The Thistle Inn is one of New Zealand's oldest public houses. It was originally built in 1840 by William Couper, and the name 'Thistle Inn' probably comes from his Scottish background. It received the second liquor licence issued in New Zealand. In its early years its clientele were largely working men and sailors, and in later years it was frequented by railway and government workers.

The original single-storey timber building was destroyed by a fire in 1866, but it was rebuilt as a two-storey building within months.
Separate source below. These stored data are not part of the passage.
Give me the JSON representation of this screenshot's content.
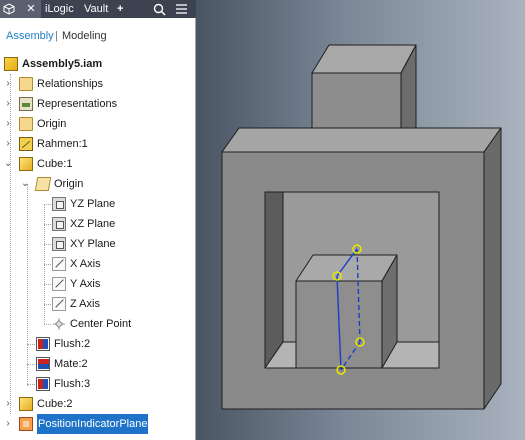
{
  "browser": {
    "tabs": {
      "home_icon": "cube-icon",
      "close_label": "✕",
      "ilogic_label": "iLogic",
      "vault_label": "Vault",
      "add_label": "+",
      "search_icon": "search-icon",
      "menu_icon": "hamburger-icon"
    },
    "view": {
      "assembly": "Assembly",
      "separator": "|",
      "modeling": "Modeling"
    },
    "tree": [
      {
        "label": "Assembly5.iam",
        "icon": "assembly-icon",
        "bold": true
      },
      {
        "label": "Relationships",
        "icon": "folder-icon"
      },
      {
        "label": "Representations",
        "icon": "representations-icon"
      },
      {
        "label": "Origin",
        "icon": "folder-icon"
      },
      {
        "label": "Rahmen:1",
        "icon": "weldment-part-icon"
      },
      {
        "label": "Cube:1",
        "icon": "part-icon"
      },
      {
        "label": "Origin",
        "icon": "folder-open-icon"
      },
      {
        "label": "YZ Plane",
        "icon": "plane-icon"
      },
      {
        "label": "XZ Plane",
        "icon": "plane-icon"
      },
      {
        "label": "XY Plane",
        "icon": "plane-icon"
      },
      {
        "label": "X Axis",
        "icon": "axis-icon"
      },
      {
        "label": "Y Axis",
        "icon": "axis-icon"
      },
      {
        "label": "Z Axis",
        "icon": "axis-icon"
      },
      {
        "label": "Center Point",
        "icon": "center-point-icon"
      },
      {
        "label": "Flush:2",
        "icon": "flush-constraint-icon"
      },
      {
        "label": "Mate:2",
        "icon": "mate-constraint-icon"
      },
      {
        "label": "Flush:3",
        "icon": "flush-constraint-icon"
      },
      {
        "label": "Cube:2",
        "icon": "part-icon"
      },
      {
        "label": "PositionIndicatorPlane",
        "icon": "position-plane-icon",
        "selected": true
      }
    ]
  },
  "viewport": {
    "background": [
      "#4a5564",
      "#a9b3bf"
    ],
    "model_face_color": "#8c8c8c",
    "model_edge_color": "#1e1e1e",
    "constraint_line_color": "#1a3ec8",
    "grip_color": "#e8e800"
  },
  "colors": {
    "accent": "#1d7fc4",
    "selection": "#1e73c9",
    "tabbar": "#3c4250"
  }
}
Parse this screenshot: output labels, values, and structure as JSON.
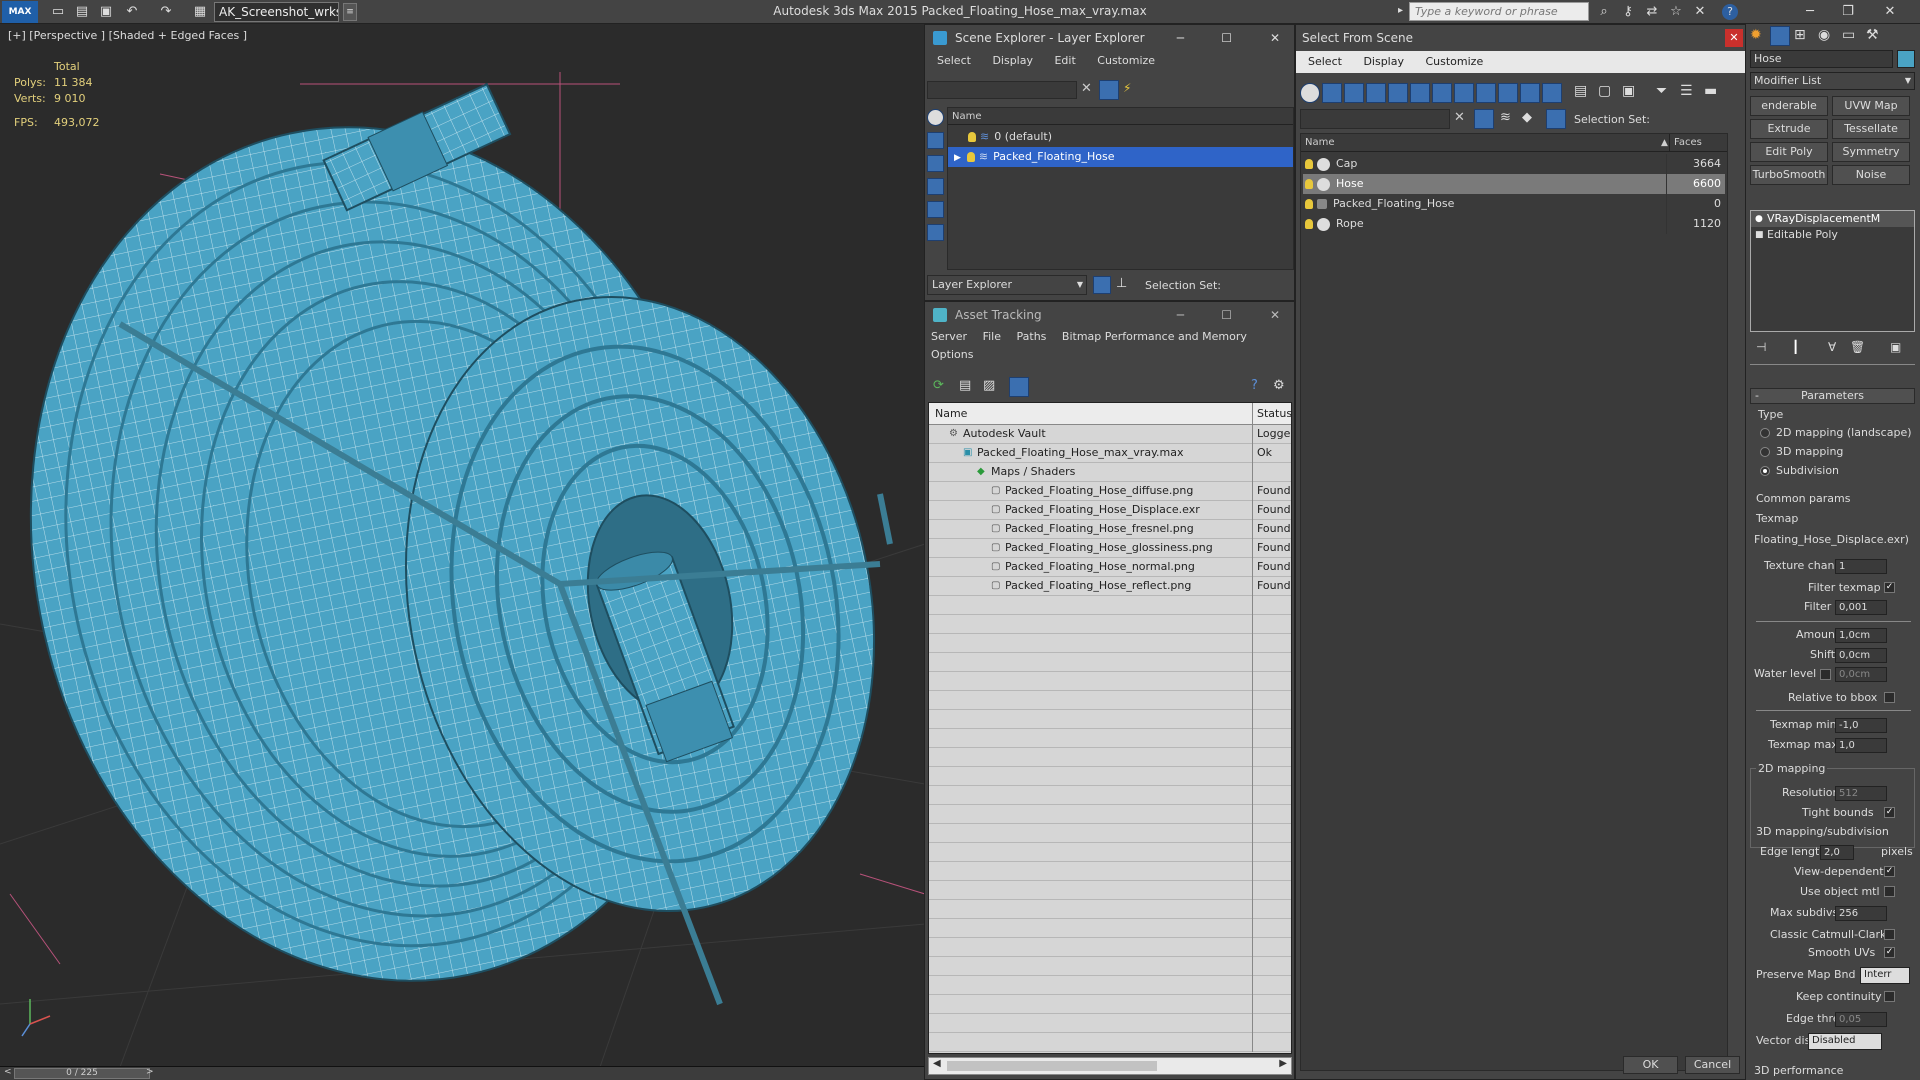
{
  "app": {
    "title": "Autodesk 3ds Max  2015     Packed_Floating_Hose_max_vray.max",
    "logo": "MAX",
    "workspace": "AK_Screenshot_wrksp",
    "search_placeholder": "Type a keyword or phrase"
  },
  "viewport": {
    "label": "[+] [Perspective ] [Shaded + Edged Faces ]",
    "stats": {
      "total_label": "Total",
      "polys_label": "Polys:",
      "polys": "11 384",
      "verts_label": "Verts:",
      "verts": "9 010",
      "fps_label": "FPS:",
      "fps": "493,072"
    },
    "timeline": "0 / 225"
  },
  "scene_explorer": {
    "title": "Scene Explorer - Layer Explorer",
    "menu": [
      "Select",
      "Display",
      "Edit",
      "Customize"
    ],
    "col_name": "Name",
    "rows": [
      "0 (default)",
      "Packed_Floating_Hose"
    ],
    "footer_dropdown": "Layer Explorer",
    "selection_set_label": "Selection Set:"
  },
  "asset_tracking": {
    "title": "Asset Tracking",
    "menu": [
      "Server",
      "File",
      "Paths",
      "Bitmap Performance and Memory"
    ],
    "menu2": "Options",
    "col_name": "Name",
    "col_status": "Status",
    "rows": [
      {
        "name": "Autodesk Vault",
        "status": "Logged"
      },
      {
        "name": "Packed_Floating_Hose_max_vray.max",
        "status": "Ok"
      },
      {
        "name": "Maps / Shaders",
        "status": ""
      },
      {
        "name": "Packed_Floating_Hose_diffuse.png",
        "status": "Found"
      },
      {
        "name": "Packed_Floating_Hose_Displace.exr",
        "status": "Found"
      },
      {
        "name": "Packed_Floating_Hose_fresnel.png",
        "status": "Found"
      },
      {
        "name": "Packed_Floating_Hose_glossiness.png",
        "status": "Found"
      },
      {
        "name": "Packed_Floating_Hose_normal.png",
        "status": "Found"
      },
      {
        "name": "Packed_Floating_Hose_reflect.png",
        "status": "Found"
      }
    ]
  },
  "select_from_scene": {
    "title": "Select From Scene",
    "menu": [
      "Select",
      "Display",
      "Customize"
    ],
    "selection_set_label": "Selection Set:",
    "col_name": "Name",
    "col_faces": "Faces",
    "rows": [
      {
        "name": "Cap",
        "faces": "3664"
      },
      {
        "name": "Hose",
        "faces": "6600"
      },
      {
        "name": "Packed_Floating_Hose",
        "faces": "0"
      },
      {
        "name": "Rope",
        "faces": "1120"
      }
    ],
    "ok": "OK",
    "cancel": "Cancel"
  },
  "command_panel": {
    "object_name": "Hose",
    "modifier_list": "Modifier List",
    "mod_buttons": [
      "enderable Spli",
      "UVW Map",
      "Extrude",
      "Tessellate",
      "Edit Poly",
      "Symmetry",
      "TurboSmooth",
      "Noise"
    ],
    "stack": [
      "VRayDisplacementM",
      "Editable Poly"
    ],
    "params_title": "Parameters",
    "type_label": "Type",
    "type_options": [
      "2D mapping (landscape)",
      "3D mapping",
      "Subdivision"
    ],
    "common_params": "Common params",
    "texmap_label": "Texmap",
    "texmap_value": "Floating_Hose_Displace.exr)",
    "texture_chan_label": "Texture chan",
    "texture_chan": "1",
    "filter_texmap_label": "Filter texmap",
    "filter_blur_label": "Filter blur",
    "filter_blur": "0,001",
    "amount_label": "Amount",
    "amount": "1,0cm",
    "shift_label": "Shift",
    "shift": "0,0cm",
    "water_level_label": "Water level",
    "water_level": "0,0cm",
    "relative_bbox_label": "Relative to bbox",
    "texmap_min_label": "Texmap min",
    "texmap_min": "-1,0",
    "texmap_max_label": "Texmap max",
    "texmap_max": "1,0",
    "mapping2d_title": "2D mapping",
    "resolution_label": "Resolution",
    "resolution": "512",
    "tight_bounds_label": "Tight bounds",
    "mapping3d_title": "3D mapping/subdivision",
    "edge_length_label": "Edge length",
    "edge_length": "2,0",
    "pixels_label": "pixels",
    "view_dependent_label": "View-dependent",
    "use_object_mtl_label": "Use object mtl",
    "max_subdivs_label": "Max subdivs",
    "max_subdivs": "256",
    "classic_cc_label": "Classic Catmull-Clark",
    "smooth_uvs_label": "Smooth UVs",
    "preserve_map_label": "Preserve Map Bnd",
    "preserve_map": "Interr",
    "keep_continuity_label": "Keep continuity",
    "edge_thresh_label": "Edge thresh",
    "edge_thresh": "0,05",
    "vector_displ_label": "Vector displ",
    "vector_displ": "Disabled",
    "perf_title": "3D performance"
  },
  "colors": {
    "hose": "#4aa3c4",
    "selection": "#2f64c8",
    "accent_bulb": "#e8c83c"
  }
}
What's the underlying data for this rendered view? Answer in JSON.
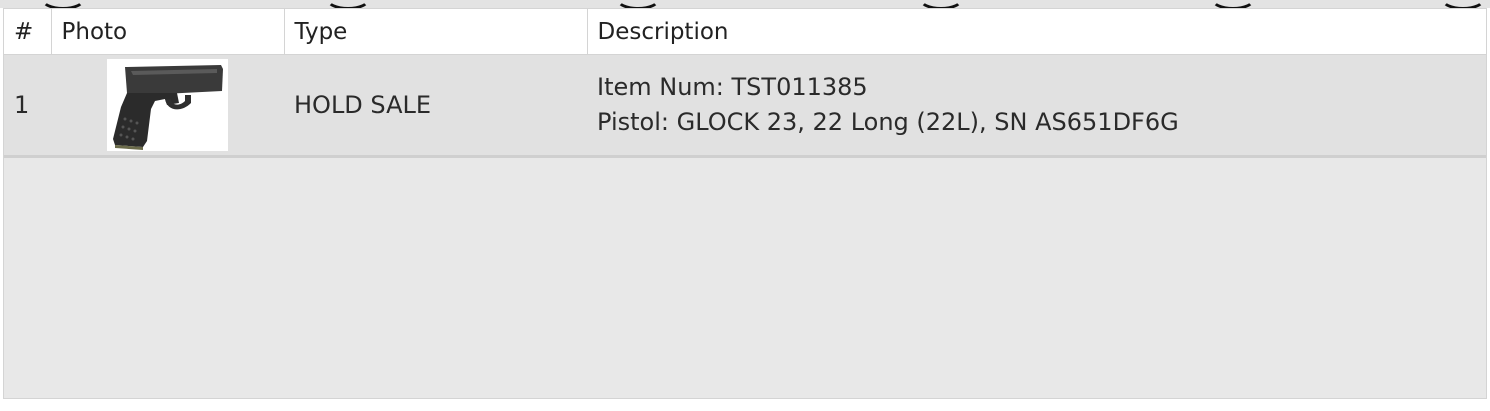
{
  "table": {
    "columns": {
      "num": "#",
      "photo": "Photo",
      "type": "Type",
      "description": "Description"
    },
    "rows": [
      {
        "num": "1",
        "photo_icon": "pistol-photo",
        "type": "HOLD SALE",
        "item_num": "Item Num: TST011385",
        "detail": "Pistol: GLOCK 23, 22 Long (22L), SN AS651DF6G"
      }
    ]
  }
}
Up until the reclamation of Wellington Harbour in 1876 the building was only a few metres from the shoreline and patrons often arrived by boat, including, according to legend, the Ngāti Toa warrior chief Te Rauparaha. The Thistle Inn was featured in "Leves Amores", a short story by Katherine Mansfield, written in 1907. In 1927 the hotelkeeper was fined for accepting cigarettes in payment for alcohol.

In the 1960s the building's interior was renovated in a modern style, and in the mid-2000s the building was renovated in a more era-appropriate historic style. These renovations also included earthquake-strengthening, and conversion of the motel rooms upstairs to function rooms.

The building is classified as a Category 1 Historic Place (places of "special or outstanding historical or cultural heritage significance or value") by Heritage New Zealand. In 2008 the Hospitality Association declared that the Thistle Inn was New Zealand's oldest pub. In 2015 The Dominion Post said it was "the oldest tavern and restaurant in New Zealand still operating on its original site".